Bu felaket gidişatın altında yatan bir neden var. Bu zirvelerde bir araya gelen zengin devletler sahte sofu beyanlarını belirtirken aslında kapitalist-emperyalist yönetici sınıfların çıkarlarını temsil ediyor ve koruyorlar. Bu devletler; kalbi, kar ve daha fazla kar edebilmek adına rekabet itkisi için atan kapitalist-emperyalist sistemin zorunluluklarına cevap veriyorlar ve onu cisimleştiriyorlar. Ekolojiye savaş açmış ve onu acımasızca yağmalayan bu sistemdir. İnsan uygarlığını ve hayatın kendisini tehlikeye atarak bizleri uçurumun kenarına sürükleyen bu sistemdir. Sosyalist devrimle tamamen dönüştürülmesi gereken de bu sistemdir.
İklim Saati İşliyor Ancak ‘’Pratik’’ Reform Arayışı Tehlikeli Bir İllüzyondan İbaret
Evet, iklim acil durum saati gerçekten de işliyor. Pek çok adanmış iklim aktivisti ve bilim insanının işaret ettiği gibi: ısınmanın her bir seviyesi artık fark ediyor, her geçen yıl fark ediyor… şimdi ne yaptığımız ve yapmadığımız fark ediyor. Peki bu anlayış ile çıkacağımız yer neresidir? Pek çok dürüst zihniyetli insan mevcut vaziyetin devrimi “beklemek” için fazla acil olduğunu iddia ediyor ve hemen şimdi harekete geçmemiz gerektiğini söylüyorlar.
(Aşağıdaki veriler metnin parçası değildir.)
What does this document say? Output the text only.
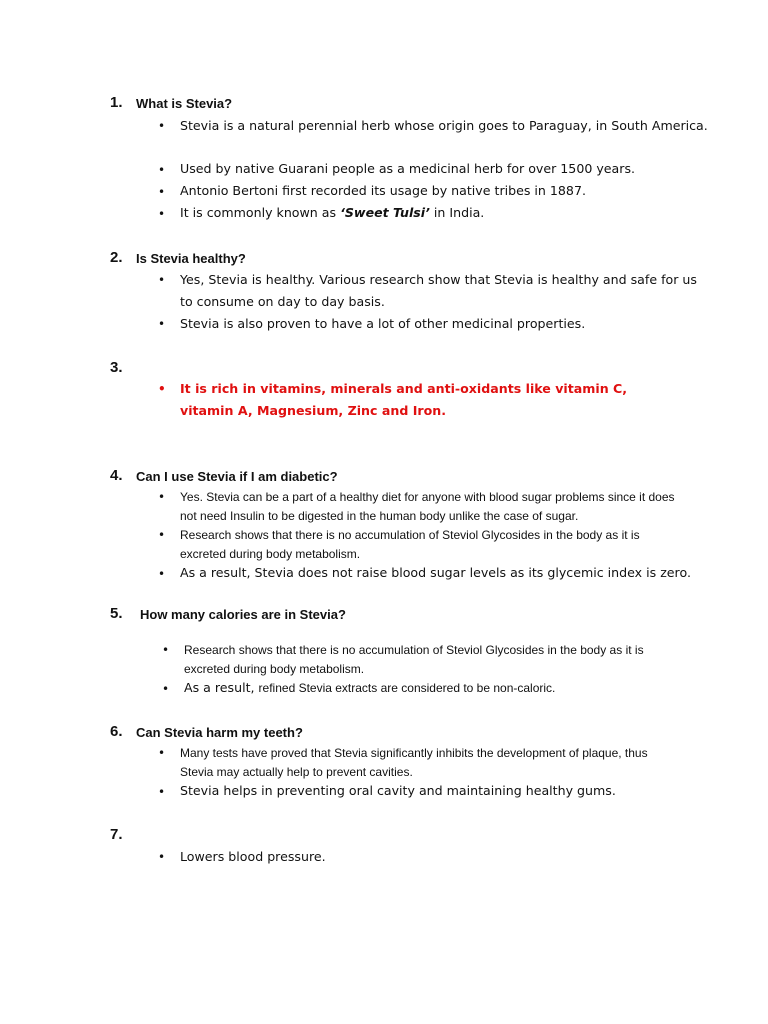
1. What is Stevia?
• Stevia is a natural perennial herb whose origin goes to Paraguay, in South America.
• Used by native Guarani people as a medicinal herb for over 1500 years.
• Antonio Bertoni first recorded its usage by native tribes in 1887.
• It is commonly known as ‘Sweet Tulsi’ in India.
2. Is Stevia healthy?
• Yes, Stevia is healthy. Various research show that Stevia is healthy and safe for us to consume on day to day basis.
• Stevia is also proven to have a lot of other medicinal properties.
3.
• It is rich in vitamins, minerals and anti-oxidants like vitamin C, vitamin A, Magnesium, Zinc and Iron.
4. Can I use Stevia if I am diabetic?
• Yes. Stevia can be a part of a healthy diet for anyone with blood sugar problems since it does not need Insulin to be digested in the human body unlike the case of sugar.
• Research shows that there is no accumulation of Steviol Glycosides in the body as it is excreted during body metabolism.
• As a result, Stevia does not raise blood sugar levels as its glycemic index is zero.
5. How many calories are in Stevia?
• Research shows that there is no accumulation of Steviol Glycosides in the body as it is excreted during body metabolism.
• As a result, refined Stevia extracts are considered to be non-caloric.
6. Can Stevia harm my teeth?
• Many tests have proved that Stevia significantly inhibits the development of plaque, thus Stevia may actually help to prevent cavities.
• Stevia helps in preventing oral cavity and maintaining healthy gums.
7.
• Lowers blood pressure.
Evet, gerçekten de HEMEN ŞİMDİ harekete geçmemiz gerekiyor. Ancak soru bu sistemin sınırları içerisinde mi yoksa ondan kurtulmak için bir doğrultuda mı hareket edeceğimizdir! Bir şekilde bu sistemin mantıklı olmasını bekleyebilir miyiz? Gittikçe hızlanan iklim krizi bu soruya bir kanıt oluşturuyor. Hadi çevre hareketinin bir kısmının iklim kriziyle başa çıkmak için ‘’pratik’’ ve ‘’acil’’ bir adım olarak 2008 yılında Barack Obama’nın seçilmesinde rol oynarkenki argümanlarını bir hatırlayalım. Bu seçimin ve devamındaki sürecin hasadı “hidrolik kırılma” ve Amerika’nın dünyanın en büyük petrol ve doğalgaz üreticisi olması olmuştur. Bunu ise iklim krizini reddeden Trump/Pence rejimi izlemiştir. Tekrar etmek gerekirse, defalarca ve bilimsel olarak gösterdiğimiz üzere insanlığın yüzleştiği bu varoluşsal seviyedeki krizin temeli bu sistemdir.
Bazıları ise şunu iddia etmiştir: “Devrim yoluyla sosyalizm [bu sistemi gerçek bir devrim yoluyla alaşağı etmek] “ideal” veya temel çözüm olabilir, ancak yine de bu sistemin sınırları içerisinde çalışma sorumluluğumuz var, çünkü atmosferdeki her karbondioksit artışı orada 300 ila 1000 yıl arasında kalarak küresel ısınma krizini daha kötü hale getiriyor.”
İlk olarak ve basitçe söylemek gerekirse kademeli reformlar bu sistemin temel devinimini (ekolojik felakete doğru) değiştirmeyecektir.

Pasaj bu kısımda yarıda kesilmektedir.